So it was that Lorenzo Ward, preparing for his first season as South Carolina’s defensive coordinator, found himself in Jacksonville for three days, observing Mel Tucker, who is entering his fourth season as the Jaguars’ defensive coordinator.

When Ward met with his players before Friday’s first preseason practice, he told them something important he noticed about Tucker’s approach.

“He never coached anything technique and fundamentals,” Ward said after practice. “That’s what he paid the position coaches to do. But he coached effort. So that’s what I’m going to do. I’m going to be an effort coach.”

Ward, USC’s former defensive backs coach, spent much of Friday’s practice roaming the field, watching each of the three defensive position groups — secondary, linemen and linebackers. He offered an occasional pointer about pushing through your hips when attacking a blocking sled, but mainly left the hands-on instruction to his position coaches.

Ward had already delivered his most important message, during Friday’s third and final pre-practice meeting. He showed his players practice video of several NFL teams he visited. He pointed out that whenever a ball hit the ground, a defender scooped it up and ran for the end zone, even if the play was dead. Whenever a running back tucked the ball and ran with it, the defensive players tried to strip it, even in drills when the whistle blew on first contact.

“We’re going to practice the exact same way,” Ward said.

The plan confused USC’s offensive players at first during practice, as they no doubt wondered why the defenders kept sprinting toward the end zone long after a play ended.

“We set a pretty high number on turnovers, and we want to get it,” said senior spur outside linebacker DeVonte Holloman, though he wouldn’t reveal the specific goal. “And the only way to get it is to practice it.”

These defensive players, five new starters among them, are chasing the achievements of last season’s group, which ranked seventh nationally with 32 turnovers forced and third at 267.7 yards allowed per game. The success contributed to defensive coordinator Ellis Johnson being named Southern Mississippi’s head coach.

Despite USC’s dominance in 2011 under Johnson, Ward wants to adjust, with style rather than alignment. He plans to blitz more with his linebackers instead of just his defensive linemen, which Johnson preferred. Holloman will be a bigger part of the pass-rush game than last season’s spur, Antonio Allen. Ward envisions a noticeable change from Johnson’s system.

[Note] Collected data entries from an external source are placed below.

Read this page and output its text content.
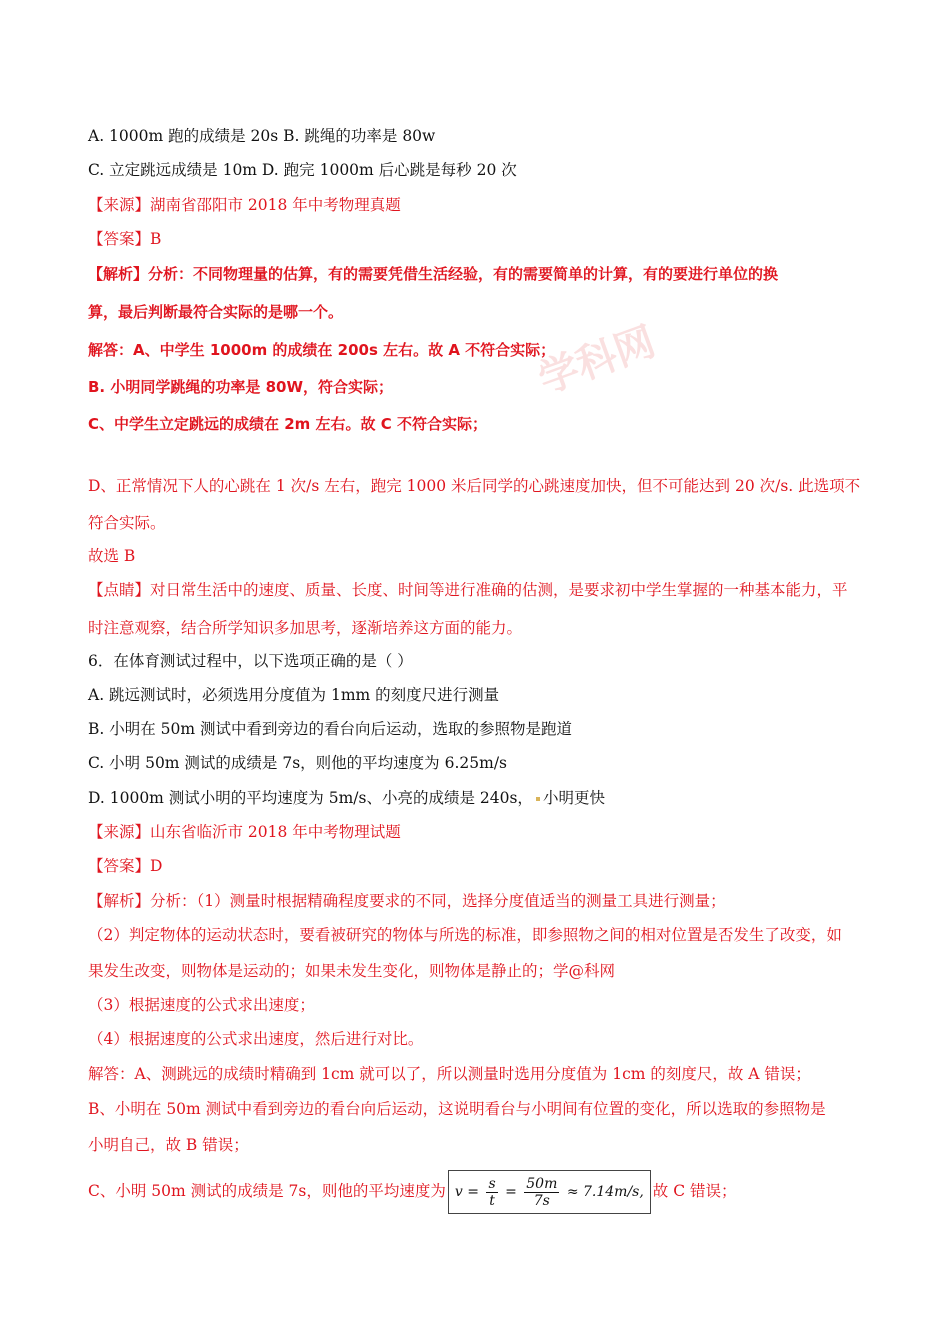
学科网
A. 1000m 跑的成绩是 20s B. 跳绳的功率是 80w
C. 立定跳远成绩是 10m D. 跑完 1000m 后心跳是每秒 20 次
【来源】湖南省邵阳市 2018 年中考物理真题
【答案】B
【解析】分析：不同物理量的估算，有的需要凭借生活经验，有的需要简单的计算，有的要进行单位的换
算，最后判断最符合实际的是哪一个。
解答：A、中学生 1000m 的成绩在 200s 左右。故 A 不符合实际；
B. 小明同学跳绳的功率是 80W，符合实际；
C、中学生立定跳远的成绩在 2m 左右。故 C 不符合实际；
D、正常情况下人的心跳在 1 次/s 左右，跑完 1000 米后同学的心跳速度加快，但不可能达到 20 次/s. 此选项不
符合实际。
故选 B
【点睛】对日常生活中的速度、质量、长度、时间等进行准确的估测，是要求初中学生掌握的一种基本能力，平
时注意观察，结合所学知识多加思考，逐渐培养这方面的能力。
6．在体育测试过程中，以下选项正确的是（ ）
A. 跳远测试时，必须选用分度值为 1mm 的刻度尺进行测量
B. 小明在 50m 测试中看到旁边的看台向后运动，选取的参照物是跑道
C. 小明 50m 测试的成绩是 7s，则他的平均速度为 6.25m/s
D. 1000m 测试小明的平均速度为 5m/s、小亮的成绩是 240s， 小明更快
【来源】山东省临沂市 2018 年中考物理试题
【答案】D
【解析】分析：（1）测量时根据精确程度要求的不同，选择分度值适当的测量工具进行测量；
（2）判定物体的运动状态时，要看被研究的物体与所选的标准，即参照物之间的相对位置是否发生了改变，如
果发生改变，则物体是运动的；如果未发生变化，则物体是静止的；学@科网
（3）根据速度的公式求出速度；
（4）根据速度的公式求出速度，然后进行对比。
解答：A、测跳远的成绩时精确到 1cm 就可以了，所以测量时选用分度值为 1cm 的刻度尺，故 A 错误；
B、小明在 50m 测试中看到旁边的看台向后运动，这说明看台与小明间有位置的变化，所以选取的参照物是
小明自己，故 B 错误；
C、小明 50m 测试的成绩是 7s，则他的平均速度为 $v = \frac{s}{t} = \frac{50m}{7s} \approx 7.14m/s$, 故 C 错误；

“I hope we’ll be a lot more exciting,” he said. “Not that coach Johnson’s defense was dull or not exciting, but we want to play more up-tempo.”

No one will question that USC played extraordinarily at times under Johnson, an easygoing 60-year-old who has coordinated defenses at Mississippi State, Alabama and Clemson. Ward is 15 years younger, and his only coordinator experience is at Tennessee-Chattanooga from 1998-99. But the Gamecocks believe they can continue to thrive with his new ways.

“Coach Johnson was a little bit more laid-back until something happened,” Holloman said. “Coach Ward is fiery all the time. He brings a lot of energy and it rubs off on all of us.”


Friday saw the return of junior running back Marcus Lattimore to the practice fields. Lattimore suffered a season-ending knee injury midway through the 2011 season … Reserve quarterback Tanner McEvoy practiced Friday and is back with the team after a suspension that lasted less than a week. He was arrested Sunday in North Carolina and charged with speeding and driving after consuming alcohol while under 21. USC coach Steve Spurrier said he won’t suspend McEvoy for any games. “You want him suspended for having a beer and he’s underage?” Spurrier said. “How many football players would be playing if they had a beer and they were underage?” … USC’s Board of Trustees on Friday approved a five-year contract for new baseball coach Chad Holbrook that pays him $400,000 a year. He was promoted after Ray Tanner became USC’s athletic director.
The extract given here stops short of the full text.